The Bronze Wolf
The Bronze Wolf is the only award made by the World Scout Committee. It is given solely in recognition of outstanding service by an individual to the World Scout Movement. Approval for the institution of the award was made by the International Committee meeting in Stockholm on 2 August 1935. The Committee unanimously awarded the first Bronze Wolf to the Chief Scout of the World, Lord Baden-Powell.
A Short History
During the early years of the development of the Scout Movement throughout the world, it was the practice of the Founder, Lord Baden-Powell, to give the Silver Wolf to Scouters in any country who had done outstandingly valuable work for the Movement.
The award was of course highly valued, but it began to be realized that the Silver Wolf was a British Scout decoration, even though it was given by the Chief Scout of the World. Accordingly, the International Committee decided in 1924 to ask Baden-Powell if he would consider the institution of a special award which might be offered in their name, "to be awarded on the recommendation of the International Committee for outstanding international services to the Scout Movement".
The Chief Scout, as was his habit, gave the suggestion long and careful thought, weighing up the pros and cons. He was anxious to avoid a multiplicity of awards, but at the same time he realized that there was a definite need for something to fill this particular need. In 1932 he reopened the question and after further consultations with the International Committee it was decided in June 1934 to create the award of the Bronze Wolf. As its name implies the decoration is a wolf in bronze and it is worn round the neck on a green ribbon with a yellow edging.
On the proposal of one of its members, the late Mr. Walter H. Head, the International Committee unanimously awarded the first Bronze Wolf to Lord Baden-Powell himself.

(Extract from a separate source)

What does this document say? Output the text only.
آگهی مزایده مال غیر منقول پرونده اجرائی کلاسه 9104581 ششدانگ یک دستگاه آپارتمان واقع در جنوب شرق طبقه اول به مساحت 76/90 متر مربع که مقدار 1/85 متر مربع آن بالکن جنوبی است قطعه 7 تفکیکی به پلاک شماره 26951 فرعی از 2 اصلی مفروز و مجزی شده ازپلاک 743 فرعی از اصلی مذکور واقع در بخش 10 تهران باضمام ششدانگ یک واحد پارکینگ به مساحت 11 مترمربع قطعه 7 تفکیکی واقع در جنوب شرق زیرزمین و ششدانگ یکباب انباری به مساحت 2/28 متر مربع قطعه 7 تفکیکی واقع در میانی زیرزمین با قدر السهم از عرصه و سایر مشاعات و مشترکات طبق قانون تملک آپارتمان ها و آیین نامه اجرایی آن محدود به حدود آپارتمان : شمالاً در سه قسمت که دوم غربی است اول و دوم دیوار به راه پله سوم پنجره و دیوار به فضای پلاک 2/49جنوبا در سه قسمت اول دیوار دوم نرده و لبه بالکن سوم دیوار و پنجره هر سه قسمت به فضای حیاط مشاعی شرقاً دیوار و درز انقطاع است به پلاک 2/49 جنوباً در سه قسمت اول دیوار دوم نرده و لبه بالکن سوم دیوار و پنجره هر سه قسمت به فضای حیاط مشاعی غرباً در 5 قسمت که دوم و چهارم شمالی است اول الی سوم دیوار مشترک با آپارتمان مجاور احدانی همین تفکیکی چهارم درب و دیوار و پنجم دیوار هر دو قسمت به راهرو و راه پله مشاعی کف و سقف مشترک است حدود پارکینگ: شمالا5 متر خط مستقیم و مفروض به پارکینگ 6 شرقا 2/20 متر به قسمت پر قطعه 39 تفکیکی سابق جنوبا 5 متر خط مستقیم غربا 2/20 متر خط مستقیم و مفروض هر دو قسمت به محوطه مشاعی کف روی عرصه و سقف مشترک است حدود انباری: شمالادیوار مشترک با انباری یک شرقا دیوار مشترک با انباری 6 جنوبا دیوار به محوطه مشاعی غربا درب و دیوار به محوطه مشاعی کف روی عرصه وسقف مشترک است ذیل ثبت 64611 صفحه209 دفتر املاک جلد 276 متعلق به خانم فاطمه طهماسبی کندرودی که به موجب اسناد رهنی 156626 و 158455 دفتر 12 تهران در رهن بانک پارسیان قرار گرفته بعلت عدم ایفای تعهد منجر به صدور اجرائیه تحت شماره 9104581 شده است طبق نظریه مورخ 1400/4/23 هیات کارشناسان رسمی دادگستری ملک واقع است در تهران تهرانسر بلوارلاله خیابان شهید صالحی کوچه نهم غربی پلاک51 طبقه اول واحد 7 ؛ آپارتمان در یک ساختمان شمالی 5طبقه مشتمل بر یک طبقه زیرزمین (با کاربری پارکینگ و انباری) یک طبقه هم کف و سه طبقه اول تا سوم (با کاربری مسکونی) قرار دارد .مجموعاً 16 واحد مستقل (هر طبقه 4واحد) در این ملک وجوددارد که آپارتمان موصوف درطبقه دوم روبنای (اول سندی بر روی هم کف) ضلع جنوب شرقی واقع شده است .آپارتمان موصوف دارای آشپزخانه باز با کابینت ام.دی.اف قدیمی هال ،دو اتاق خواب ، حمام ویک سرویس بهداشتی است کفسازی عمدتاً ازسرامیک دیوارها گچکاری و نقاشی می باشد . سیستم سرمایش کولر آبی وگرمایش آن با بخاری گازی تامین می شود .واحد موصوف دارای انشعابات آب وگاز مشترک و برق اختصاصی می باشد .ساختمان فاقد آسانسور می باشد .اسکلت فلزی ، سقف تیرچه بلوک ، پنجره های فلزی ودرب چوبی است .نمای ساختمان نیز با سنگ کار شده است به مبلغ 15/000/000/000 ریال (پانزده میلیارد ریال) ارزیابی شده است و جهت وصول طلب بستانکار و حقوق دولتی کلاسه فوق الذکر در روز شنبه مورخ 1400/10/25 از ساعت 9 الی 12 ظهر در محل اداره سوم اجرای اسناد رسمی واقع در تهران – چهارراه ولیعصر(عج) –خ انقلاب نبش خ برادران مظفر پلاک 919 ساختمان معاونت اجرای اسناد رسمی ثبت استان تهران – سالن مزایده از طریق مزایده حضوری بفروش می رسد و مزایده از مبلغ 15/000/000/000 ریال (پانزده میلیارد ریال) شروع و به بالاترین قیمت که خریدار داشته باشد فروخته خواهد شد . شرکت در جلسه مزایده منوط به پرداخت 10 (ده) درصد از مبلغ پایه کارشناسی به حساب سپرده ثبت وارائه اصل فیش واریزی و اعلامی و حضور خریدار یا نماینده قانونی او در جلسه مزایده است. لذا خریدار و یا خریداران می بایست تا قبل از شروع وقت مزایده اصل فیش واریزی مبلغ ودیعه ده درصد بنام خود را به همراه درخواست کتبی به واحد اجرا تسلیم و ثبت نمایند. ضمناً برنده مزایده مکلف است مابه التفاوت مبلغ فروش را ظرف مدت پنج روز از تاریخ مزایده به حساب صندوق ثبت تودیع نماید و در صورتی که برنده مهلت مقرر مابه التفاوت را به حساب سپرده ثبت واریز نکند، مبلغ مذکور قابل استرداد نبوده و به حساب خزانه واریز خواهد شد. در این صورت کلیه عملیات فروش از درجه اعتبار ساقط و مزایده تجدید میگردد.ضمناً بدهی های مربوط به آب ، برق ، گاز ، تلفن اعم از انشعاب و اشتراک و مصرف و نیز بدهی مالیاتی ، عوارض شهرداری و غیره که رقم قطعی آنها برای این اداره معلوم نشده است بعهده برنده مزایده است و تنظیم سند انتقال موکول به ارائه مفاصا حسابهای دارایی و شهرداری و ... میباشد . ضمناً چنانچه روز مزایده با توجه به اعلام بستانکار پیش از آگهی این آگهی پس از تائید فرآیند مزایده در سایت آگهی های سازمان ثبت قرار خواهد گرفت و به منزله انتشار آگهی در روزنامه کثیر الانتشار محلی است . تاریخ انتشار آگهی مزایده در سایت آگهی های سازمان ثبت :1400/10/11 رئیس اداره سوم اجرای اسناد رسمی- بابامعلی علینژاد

During the first twenty years of the award, only twelve awards were made. This was in accordance with the International Committee's policy that the award should only be made for "outstanding international services" and with their earlier decision that no more than two awards would normally be made during any one biennial period. However, this decision was made when the strength of Scouting throughout the world was much less than it is today.
Today, the Bronze Wolf is still the only award made by the World Scout Committee – the successor to the International Committee. It is given solely in recognition of outstanding services by an individual to the World Scout Movement. Under present guidelines, approximately one award for each 2,000,000 members worldwide is made each year. Today, sixty seven years after the institution of the award, a total of 320 awards have been made.